In 2000 is het Steunpunt begonnen met een eerste gedachtewisseling over arbeid. Tijdens het intussen 14-jarige bestaan van het Steunpunt zal dit thema een rode draad blijven. In het begin werd een werkgroep opgericht over arbeid, tewerkstelling, sociale bescherming, activering en inkomen. De centrale vraagstelling luidde als volgt: wat betekent het recht op arbeid en sociale bescherming in het dagelijkse leven van personen in armoede? Welke voorwaarden zijn doorslaggevend voor de volle verwezenlijking van deze rechten? Dit overleg heeft geleid tot een hoofdstuk met aanbevelingen in het Verslag 2001.

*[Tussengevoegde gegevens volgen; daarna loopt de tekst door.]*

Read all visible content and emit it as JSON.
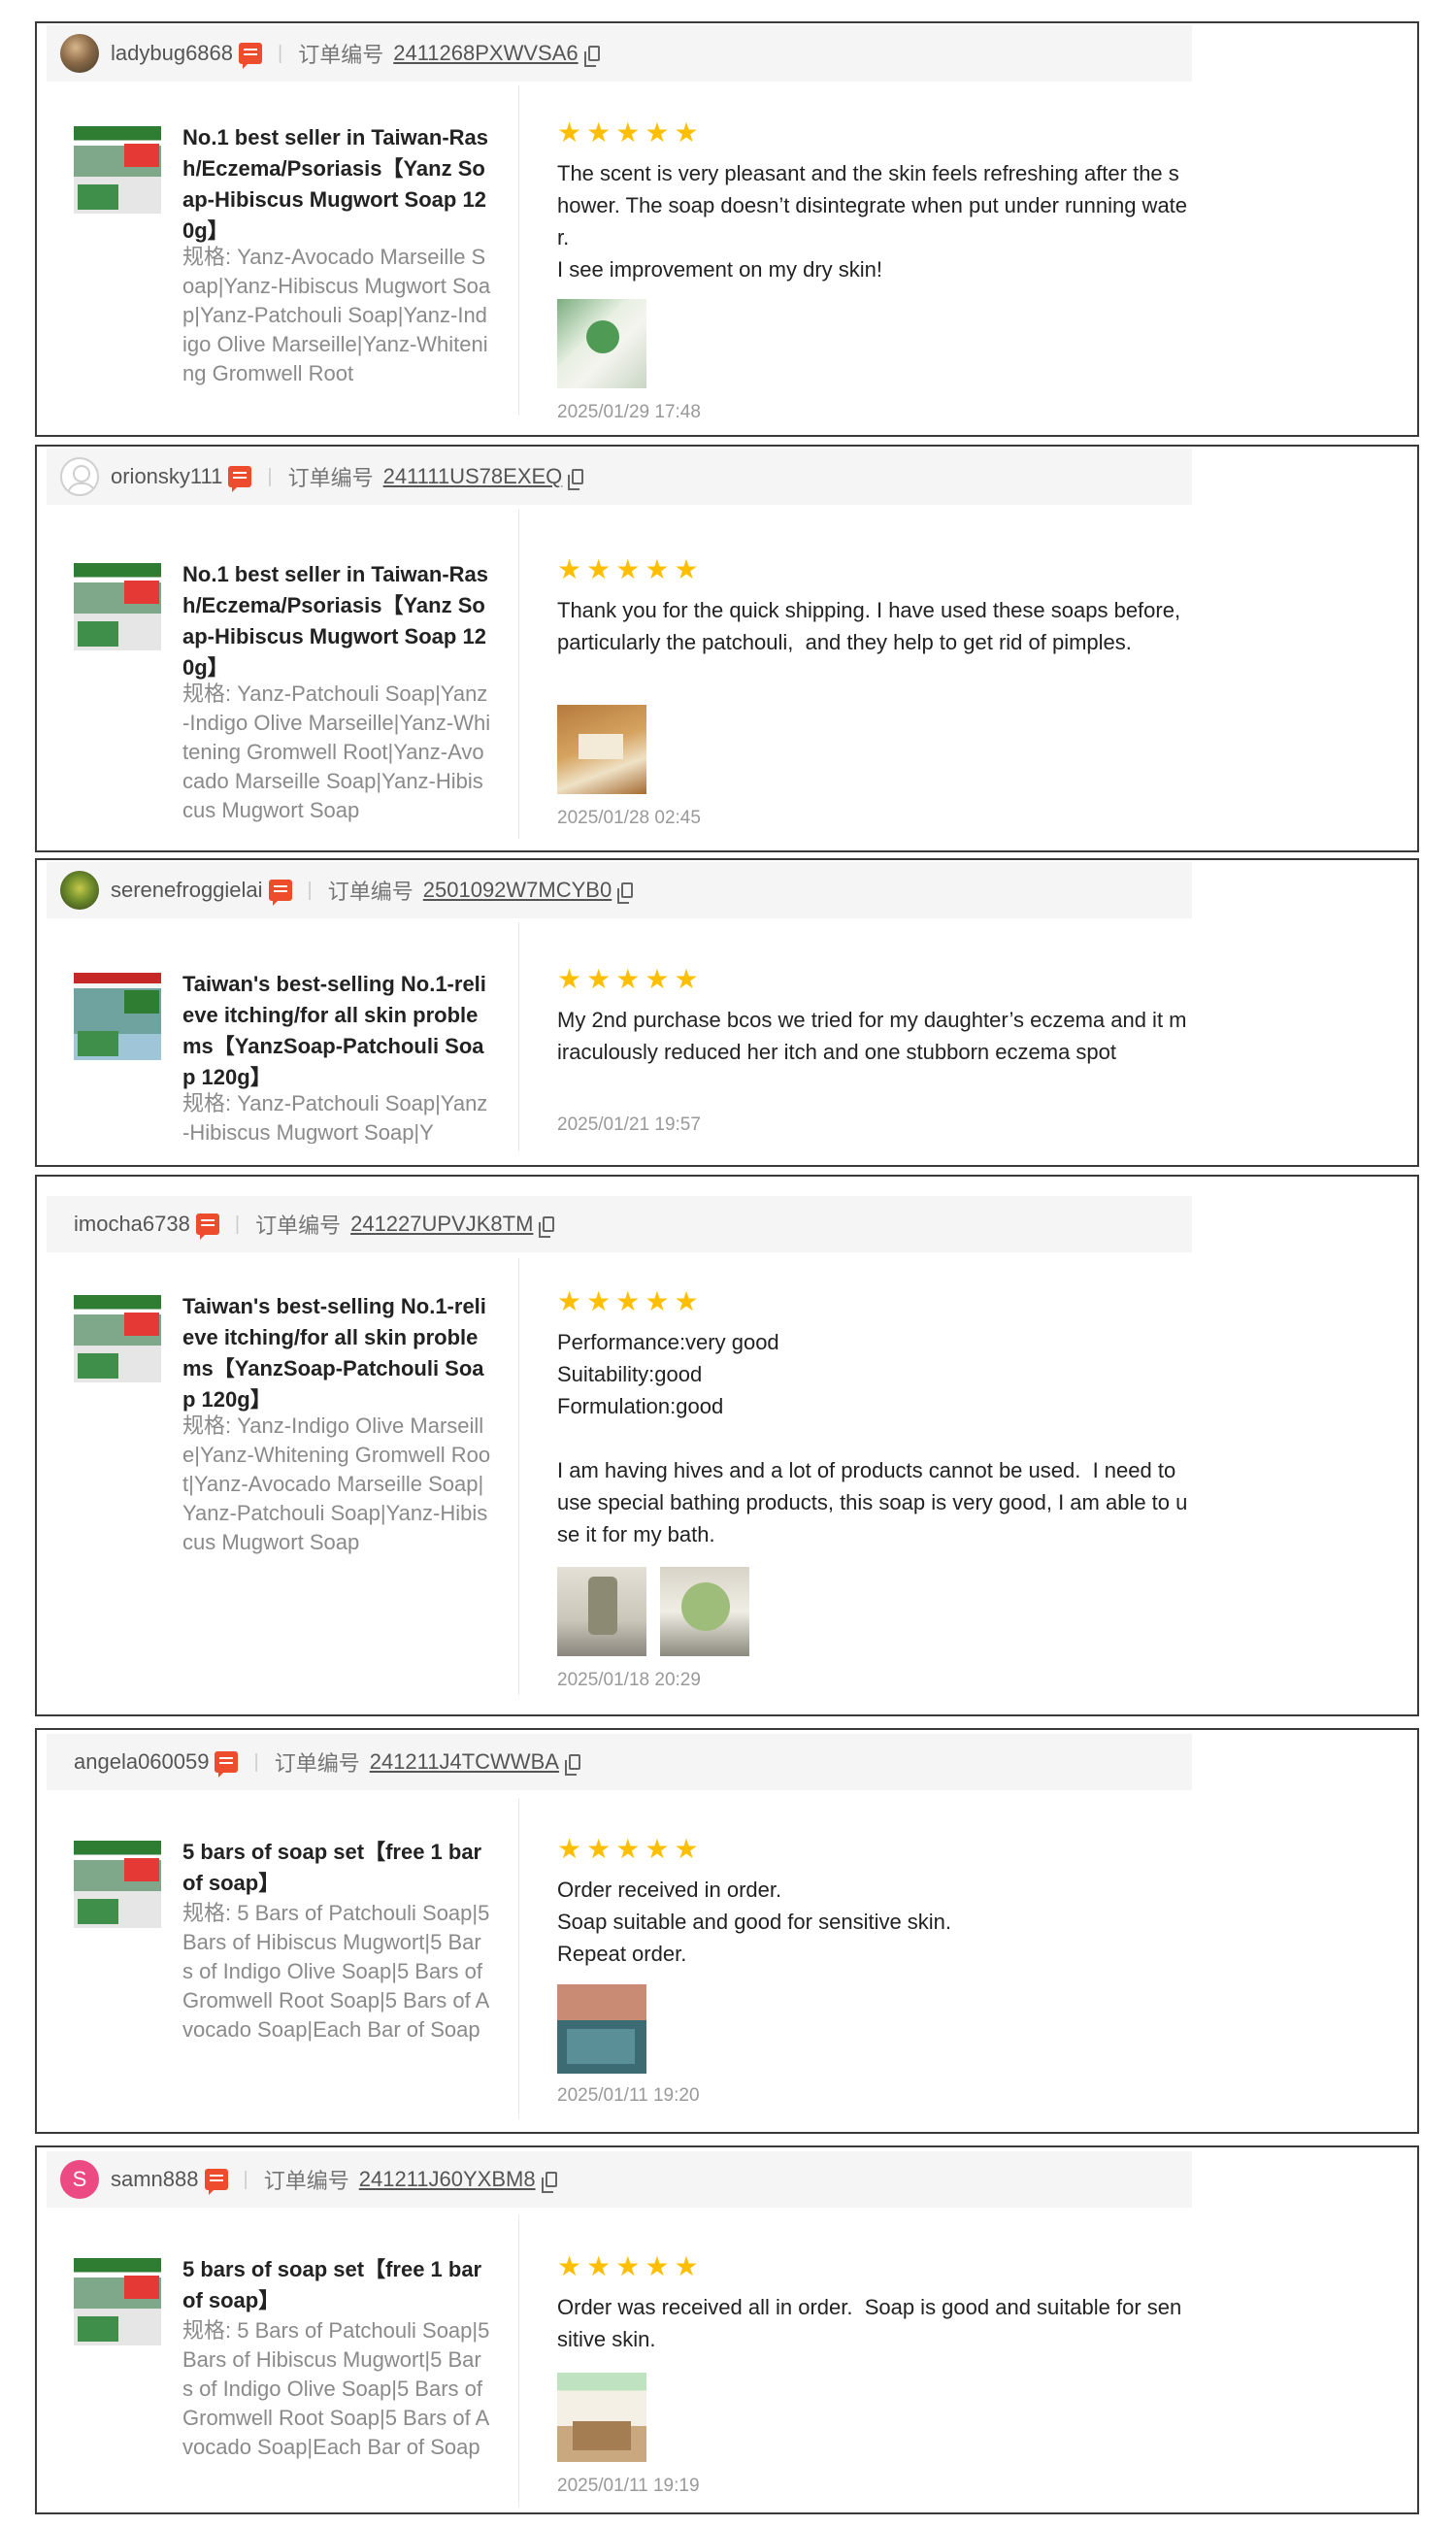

Na het eerste Verslag is het Steunpunt tewerkstelling blijven benaderen vanuit een armoedeperspectief. Telkens is daarbij gebruik gemaakt van een verschillende invalshoek.

 

Kwaliteit van de arbeid

Vanuit de vaststelling dat een job op zich geen voldoende garantie biedt om uit armoede te raken of te blijven, boog de werkgroep zich in 2002-2003 over dit concept. Ze onderscheidde een aantal dimensies van jobkwaliteit:
– arbeidsvoorwaarden: behoorlijk loon, werkzekerheid, verenigbaarheid uurrooster-gezinsleven…
– arbeidsomstandigheden: veiligheid en gezondheid op de werkvloer
– arbeidsinhoud: leer- en ontplooiingsmogelijkheden…
– arbeidsverhoudingen: inspraak en medezeggenschap.
Of een job kwaliteitsvol is of niet, hangt af van de globale situatie op de verschillende dimensies. Zie
het hoofdstuk arbeid in het Verslag 2003.

 

Debatopener

Het hoofdstuk over arbeid in het Verslag 2005 is het werk van een verruimde overleggroep; het is geïnspireerd op het maatschappelijk debat naar aanleiding van 10 jaar Algemeen Verslag over de Armoede. Dezelfde overleggroep was ook betrokken bij de opmaak van de discussieteksten voor dit debat, die terug te vinden zijn in de bundel ‘Debatopener’ van het Steunpunt. De opvolging van het hoofdstuk over arbeid uit het Verslag 2005 vindt u terug in het Verslag 2007.

 

Socioprofessionele inschakeling en dienstenchequestelsel

Het overleg in 2006-2007 stond in het teken van de socioprofessionele inschakeling. Deze term omvat de verschillende beleidsinitiatieven gericht op de intrede van kwetsbare werklozen op de arbeidsmarkt. Er volgde een analyse van het dienstenchequestelsel, met de vraag of deze maatregel een duurzaam instrument van socioprofessionele inschakeling is. Zie het hoofdstuk in het Verslag 2007 en het verslag van het seminarie over het dienstenchequestelsel.

 

Passende dienstbetrekking

In de werkloosheidsreglementering bepalen een aantal criteria of een job al dan niet passend is. Op die manier werpen ze in zekere zin bescherming op tegen precaire jobs. Uit de dialoog gevoerd in 2008-2009 bleek evenwel dat die criteria hun betekenis dreigen te verliezen onder invloed van een ‘iedereen snel aan het werk’-logica. Mensen in armoede zijn de eersten die de nadelige gevolgen van deze aanpak ondervinden. Zie het hoofdstuk in het Verslag 2009.

 

De overgang van het onderwijs naar de arbeidsmarkt

Het thema arbeid komt aan bod in het overleg over  de overgang van het onderwijs naar de arbeidsmarkt. De resultaten van dit overleg zijn weergegeven in het hoofdstuk Jongeren in armoede en het deeltijds leren en werken in het Verslag 2010-2011.

 

De sociale bescherming voor wie geen werk heeft

Over het thema tewerkstelling werd in 2012-2013 overleg gepleegd in het kader van een grondige reflectie over de vraag naar de effectiviteit van het recht op sociale bescherming. De resultaten van dit overleg zijn opgenomen in het hoofdstuk Sociale bescherming voor wie geen werk heeft in het verslag 2012-2013.